Strong private consumption and higher construction investment drove a 0.7 per cent rise in German gross domestic product in the first quarter, more than offsetting the effects of weaker foreign trade, data showed yesterday.

The German government’s increased spending on refugees and the European Central Bank’s ultra-low interest rates were among factors singled out by analysts to explain the biggest quarterly expansion in two years for Europe’s largest economy.

“The calculation of consumers is pretty simple: If there are no interest rates on the bank account, then let’s just fill the shopping bag,” VP Bank economist Thomas Gitzel said, adding that companies also increased investment in the first quarter.

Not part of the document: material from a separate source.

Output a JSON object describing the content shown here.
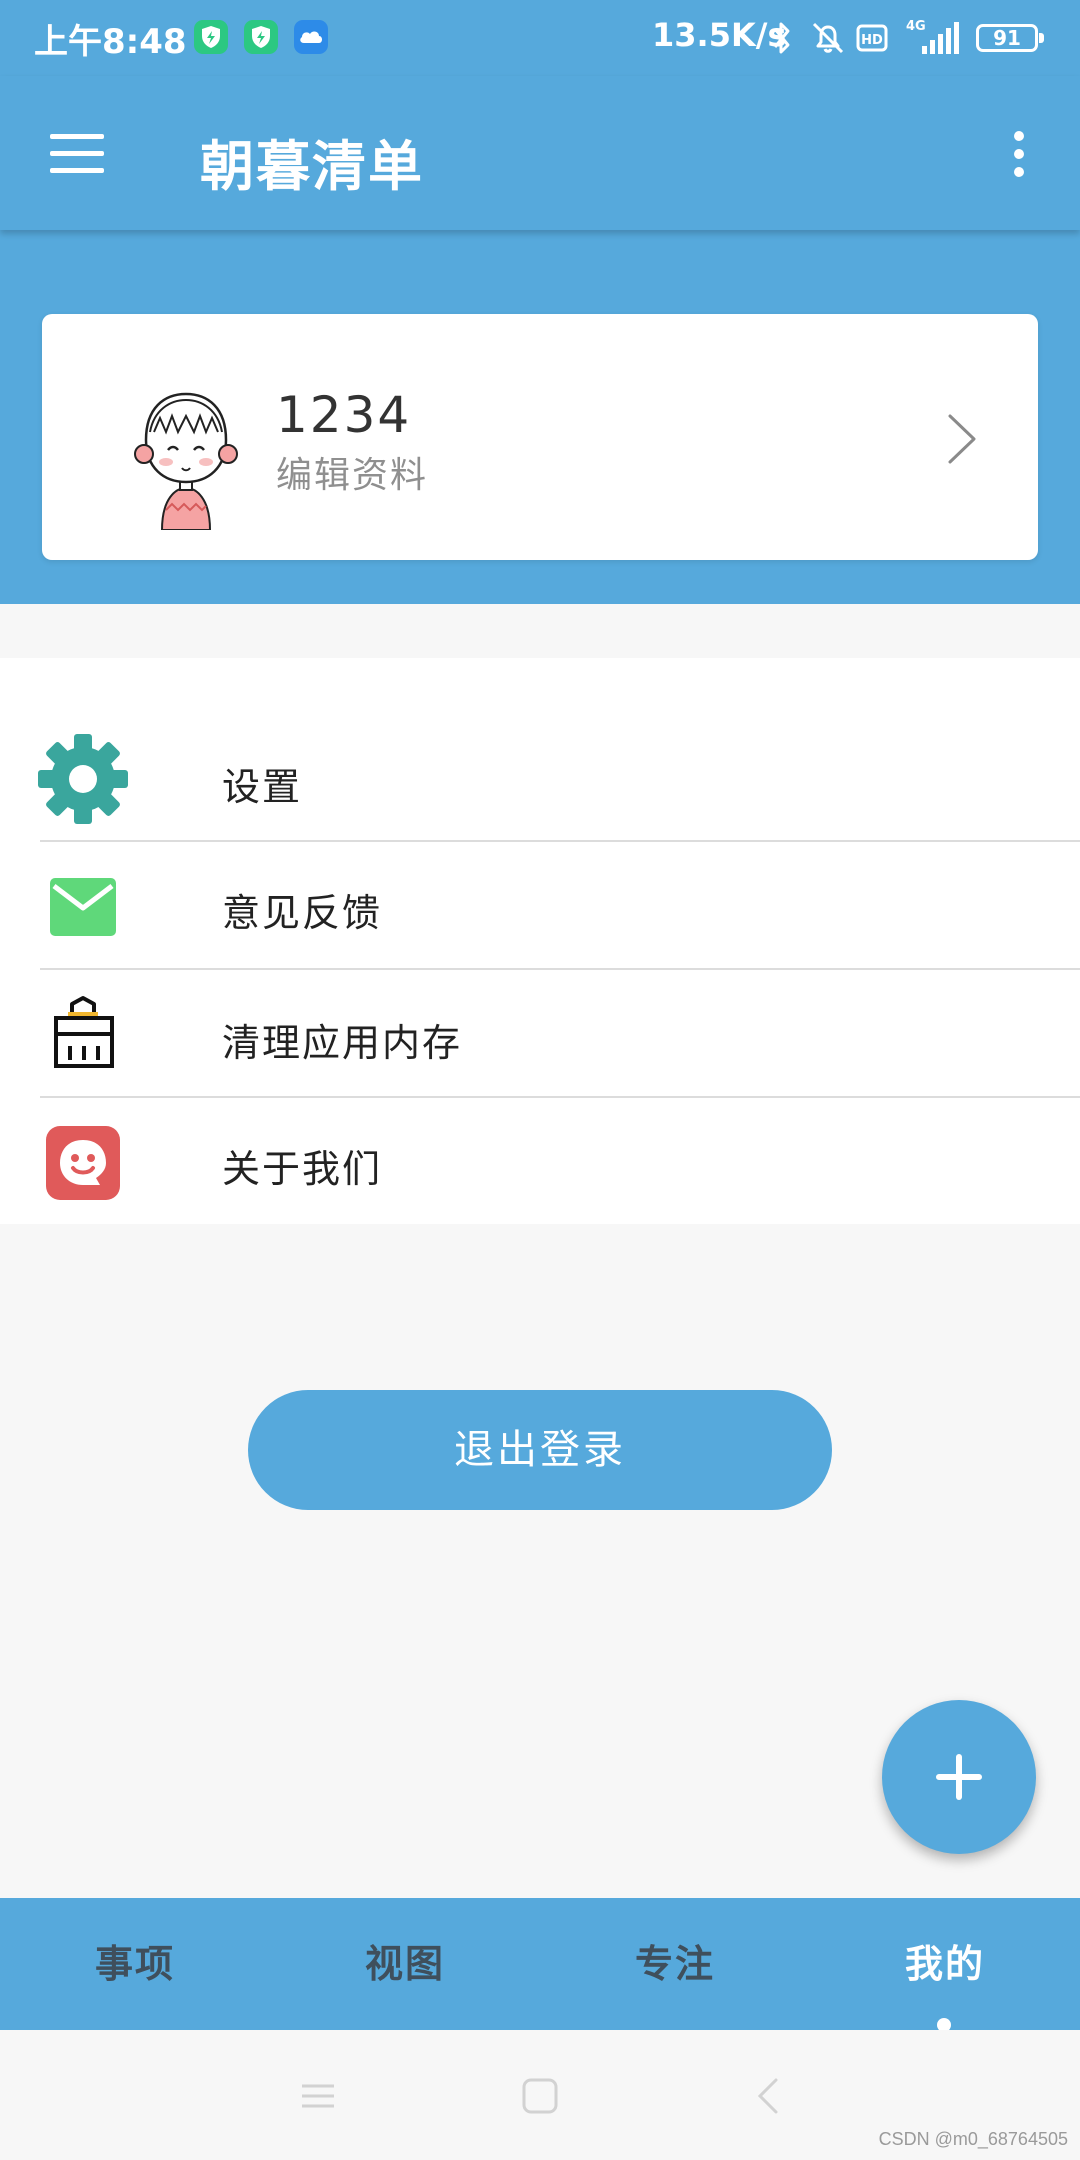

Confirming a preliminary reading for growth, the Federal Statistics Office said consumer spending and construction investment had each contributed 0.2 percentage points to GDP in the January-March period.

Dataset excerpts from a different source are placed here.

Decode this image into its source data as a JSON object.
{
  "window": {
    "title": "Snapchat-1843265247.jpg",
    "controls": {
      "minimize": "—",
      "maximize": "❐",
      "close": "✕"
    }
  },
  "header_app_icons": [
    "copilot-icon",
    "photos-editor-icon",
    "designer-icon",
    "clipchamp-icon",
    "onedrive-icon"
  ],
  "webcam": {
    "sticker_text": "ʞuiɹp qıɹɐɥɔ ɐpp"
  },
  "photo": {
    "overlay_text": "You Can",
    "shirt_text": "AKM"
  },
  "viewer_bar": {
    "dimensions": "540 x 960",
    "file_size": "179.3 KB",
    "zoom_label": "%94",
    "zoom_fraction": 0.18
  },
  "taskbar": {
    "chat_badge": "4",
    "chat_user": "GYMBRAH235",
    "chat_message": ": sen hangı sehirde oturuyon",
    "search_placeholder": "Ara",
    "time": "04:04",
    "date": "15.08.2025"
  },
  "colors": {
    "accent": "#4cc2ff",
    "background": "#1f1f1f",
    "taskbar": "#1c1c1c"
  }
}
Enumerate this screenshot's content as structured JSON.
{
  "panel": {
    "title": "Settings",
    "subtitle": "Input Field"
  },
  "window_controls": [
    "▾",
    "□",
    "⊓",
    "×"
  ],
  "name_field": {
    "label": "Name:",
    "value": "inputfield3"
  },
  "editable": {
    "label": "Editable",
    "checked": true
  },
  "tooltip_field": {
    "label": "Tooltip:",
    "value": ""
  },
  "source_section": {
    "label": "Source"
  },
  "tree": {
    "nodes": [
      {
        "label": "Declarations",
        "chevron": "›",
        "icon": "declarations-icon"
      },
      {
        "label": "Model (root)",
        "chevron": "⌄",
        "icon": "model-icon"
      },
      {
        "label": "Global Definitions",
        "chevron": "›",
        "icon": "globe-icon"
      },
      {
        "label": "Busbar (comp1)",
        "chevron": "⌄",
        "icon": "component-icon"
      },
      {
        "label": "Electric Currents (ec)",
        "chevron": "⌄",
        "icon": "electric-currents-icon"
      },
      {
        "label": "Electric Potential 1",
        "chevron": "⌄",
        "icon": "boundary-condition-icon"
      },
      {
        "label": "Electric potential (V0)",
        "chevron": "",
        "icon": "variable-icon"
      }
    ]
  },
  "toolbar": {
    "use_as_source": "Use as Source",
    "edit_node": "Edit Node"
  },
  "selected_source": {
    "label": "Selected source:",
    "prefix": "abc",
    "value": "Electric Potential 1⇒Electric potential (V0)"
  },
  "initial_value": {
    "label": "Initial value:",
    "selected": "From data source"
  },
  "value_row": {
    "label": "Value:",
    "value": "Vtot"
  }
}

Record-low borrowing costs are encouraging a growing number of Germans to overcome a traditional aversion to buying their own flats and houses, with some also regarding property as an attractive investment.

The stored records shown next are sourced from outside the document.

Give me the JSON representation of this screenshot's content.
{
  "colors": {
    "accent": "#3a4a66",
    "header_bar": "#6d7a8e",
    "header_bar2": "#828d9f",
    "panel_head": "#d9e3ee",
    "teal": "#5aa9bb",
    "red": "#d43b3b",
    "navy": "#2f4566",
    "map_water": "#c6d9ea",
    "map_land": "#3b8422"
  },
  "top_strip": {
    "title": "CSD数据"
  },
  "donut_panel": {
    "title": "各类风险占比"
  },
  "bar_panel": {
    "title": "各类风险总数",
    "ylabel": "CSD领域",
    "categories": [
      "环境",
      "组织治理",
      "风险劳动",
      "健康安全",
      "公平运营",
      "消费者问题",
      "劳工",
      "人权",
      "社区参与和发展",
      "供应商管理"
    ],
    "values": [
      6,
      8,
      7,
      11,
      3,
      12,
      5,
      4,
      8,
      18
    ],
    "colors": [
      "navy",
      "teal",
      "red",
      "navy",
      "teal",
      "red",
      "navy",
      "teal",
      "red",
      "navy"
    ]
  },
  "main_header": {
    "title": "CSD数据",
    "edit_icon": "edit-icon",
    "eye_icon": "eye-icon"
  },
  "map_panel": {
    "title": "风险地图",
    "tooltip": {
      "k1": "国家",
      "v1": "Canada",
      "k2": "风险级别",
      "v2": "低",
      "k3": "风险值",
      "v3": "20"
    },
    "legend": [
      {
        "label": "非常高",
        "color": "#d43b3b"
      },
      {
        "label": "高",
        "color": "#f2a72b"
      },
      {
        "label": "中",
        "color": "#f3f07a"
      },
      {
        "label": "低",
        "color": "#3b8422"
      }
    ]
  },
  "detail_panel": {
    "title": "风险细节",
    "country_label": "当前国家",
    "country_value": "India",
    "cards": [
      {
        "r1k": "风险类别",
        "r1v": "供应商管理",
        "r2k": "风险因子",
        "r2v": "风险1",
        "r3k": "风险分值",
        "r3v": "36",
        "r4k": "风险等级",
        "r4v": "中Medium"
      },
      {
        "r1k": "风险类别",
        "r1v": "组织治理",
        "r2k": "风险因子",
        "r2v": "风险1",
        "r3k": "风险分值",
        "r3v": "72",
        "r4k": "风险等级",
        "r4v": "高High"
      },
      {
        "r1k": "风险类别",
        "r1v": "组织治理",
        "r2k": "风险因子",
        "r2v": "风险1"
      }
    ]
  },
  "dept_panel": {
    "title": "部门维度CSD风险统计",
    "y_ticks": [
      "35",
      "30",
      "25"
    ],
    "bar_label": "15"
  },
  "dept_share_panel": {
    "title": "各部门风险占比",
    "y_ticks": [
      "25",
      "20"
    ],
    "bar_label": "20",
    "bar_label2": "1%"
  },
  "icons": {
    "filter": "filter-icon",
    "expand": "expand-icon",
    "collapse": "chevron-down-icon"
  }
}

State spending – including the costs of accommodating and integrating last year’s record influx of more the one million migrants – and company investment in equipment and plants each contributed 0.1 percentage point to growth.

BayernLB economist Stefan Kipar pointed out that spending on migrants is also trickling into other components of the GDP growth statistics.

“The higher state spending on refugees is lifting private consumption through the payout of social benefits,” he said. “And it’s also giving the construction sector an additional push because more refugee shelters are being built.”

The German government plans to spend €9.7 billion on supporting and integrating refugees this year, in addition to €6.3 billion on combating the root causes of migration from the Middle East and beyond.

The total sum of €16 billion is expected to rise in the coming years, with Berlin planning to spend an overall amount of €93.6 billion by 2020 while keeping a balanced budget. On top of this come several billion euros of spending on refugees by the federal states and municipalities.

Germany’s strong domestic demand is more than compensating for sluggish export growth as an economic slowdown in emerging markets is clouding the outlook.

The data showed that net foreign trade was a drag of 0.1 points as exports rose at a weaker pace than imports.

The government and the central bank both expect Germany’s economic upswing to continue, albeit at a slower pace. For 2016 as a whole, Berlin predicts a GDP growth rate of 1.7 per cent, on a par with last year, when expansion was driven mainly by strong private consumption and higher state spending.